From a Daring Fireball reader, I love this quote on how outdated the “floppy disk” metaphor used in pretty much every application for Save My Data is.
I help out in an elementary school, sometimes in the computer lab, and always get a laugh out of how there is absolutely no way to convey to a bunch of 8 year old kids which button they should click to save without physically pointing it out or describing the one next to it.
80 Photographies de Tokyo en HDR
A really beautiful collection of HDR photographs of Tokyo, one of my favourite cities. The vibrancy and life of the city really struck me while I was there; completely different in tone and texture to a European city. The HDR technique really seems to capture some of that feeling with it’s saturated colours and surreal look.

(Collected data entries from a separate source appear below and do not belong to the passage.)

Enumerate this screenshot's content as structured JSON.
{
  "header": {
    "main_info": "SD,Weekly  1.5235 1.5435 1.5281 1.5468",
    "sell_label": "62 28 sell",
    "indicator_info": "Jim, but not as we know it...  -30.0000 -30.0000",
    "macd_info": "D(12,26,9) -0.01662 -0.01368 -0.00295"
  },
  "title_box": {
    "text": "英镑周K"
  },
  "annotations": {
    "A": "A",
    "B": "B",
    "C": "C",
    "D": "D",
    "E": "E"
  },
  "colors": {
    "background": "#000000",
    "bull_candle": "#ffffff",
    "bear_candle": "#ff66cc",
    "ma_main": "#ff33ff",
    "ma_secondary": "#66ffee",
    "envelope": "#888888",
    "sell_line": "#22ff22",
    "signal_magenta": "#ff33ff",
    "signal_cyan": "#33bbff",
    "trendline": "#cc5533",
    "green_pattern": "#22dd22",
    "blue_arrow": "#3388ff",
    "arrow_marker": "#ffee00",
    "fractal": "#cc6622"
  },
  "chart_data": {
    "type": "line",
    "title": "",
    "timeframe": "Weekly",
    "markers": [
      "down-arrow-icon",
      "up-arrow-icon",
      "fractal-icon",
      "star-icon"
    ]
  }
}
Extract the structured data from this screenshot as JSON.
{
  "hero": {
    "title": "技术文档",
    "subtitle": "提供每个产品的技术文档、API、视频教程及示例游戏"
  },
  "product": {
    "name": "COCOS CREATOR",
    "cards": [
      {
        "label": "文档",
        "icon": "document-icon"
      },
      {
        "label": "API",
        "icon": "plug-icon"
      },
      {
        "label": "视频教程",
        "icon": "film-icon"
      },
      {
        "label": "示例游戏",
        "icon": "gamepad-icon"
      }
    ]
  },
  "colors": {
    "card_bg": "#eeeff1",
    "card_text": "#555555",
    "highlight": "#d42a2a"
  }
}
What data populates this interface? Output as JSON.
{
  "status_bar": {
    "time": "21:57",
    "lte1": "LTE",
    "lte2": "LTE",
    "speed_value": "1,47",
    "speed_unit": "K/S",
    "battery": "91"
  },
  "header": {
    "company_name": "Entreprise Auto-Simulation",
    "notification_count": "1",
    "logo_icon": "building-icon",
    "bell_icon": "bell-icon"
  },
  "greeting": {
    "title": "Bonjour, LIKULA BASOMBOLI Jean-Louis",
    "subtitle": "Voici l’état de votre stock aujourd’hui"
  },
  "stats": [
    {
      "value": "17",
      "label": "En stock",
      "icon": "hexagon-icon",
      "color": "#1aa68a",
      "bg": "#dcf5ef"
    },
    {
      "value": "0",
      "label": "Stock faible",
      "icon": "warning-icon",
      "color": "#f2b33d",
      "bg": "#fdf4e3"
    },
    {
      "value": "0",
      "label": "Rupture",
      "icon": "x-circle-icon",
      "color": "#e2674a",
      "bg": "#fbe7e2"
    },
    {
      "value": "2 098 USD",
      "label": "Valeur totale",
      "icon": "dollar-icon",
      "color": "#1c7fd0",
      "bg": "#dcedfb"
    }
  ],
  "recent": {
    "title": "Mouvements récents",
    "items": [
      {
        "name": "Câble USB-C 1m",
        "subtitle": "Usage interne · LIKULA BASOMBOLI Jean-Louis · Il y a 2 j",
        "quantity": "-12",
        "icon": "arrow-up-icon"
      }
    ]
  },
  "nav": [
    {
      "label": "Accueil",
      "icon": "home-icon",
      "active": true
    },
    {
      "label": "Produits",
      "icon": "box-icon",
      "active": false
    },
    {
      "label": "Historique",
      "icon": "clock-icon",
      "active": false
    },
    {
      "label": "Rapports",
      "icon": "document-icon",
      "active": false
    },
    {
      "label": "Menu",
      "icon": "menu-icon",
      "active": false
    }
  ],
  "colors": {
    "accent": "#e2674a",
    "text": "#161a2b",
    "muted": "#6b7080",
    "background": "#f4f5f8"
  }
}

If you don’t want to look through all eighty, I made a gallery of my favourites.
TOC 2010: Arianna Huffington, ‘Publishing Is Dead; Long Live Publishing!’
Self-expression is the new entertainment. So, you know, we used to never question the fact that people could be sitting on a couch for seven hours watching bad TV. Right, and nobody said, “why are they doing that without anybody paying them?”
Clay Shirky also speaks about how passive consumption need not be the primary means of entertainment in Gin, Television, and Social Surplus, one of my favourite of his talks.
Seen Not Heard—How obscure security makes school suck
Though watching students at home through the webcams of their school-provided laptops may be mercifully rare—I mean, what the hell were those teachers thinking?—running a school like a hotbed of violence does no favours to the kids there.
Written by a recent graduate of Virginia’s public school system, this article describes the draconian measures on offer at his old school, which he says made the children feel more paranoid, not more safe.
Harmony — Procedural drawing tool
A quirky, wonderful drawing program. This is just my playing with the brushes, but even so I find the interplay of form just magical.
It’s written using JavaScript and Canvas, so you’ll need a non-IE browser to play along.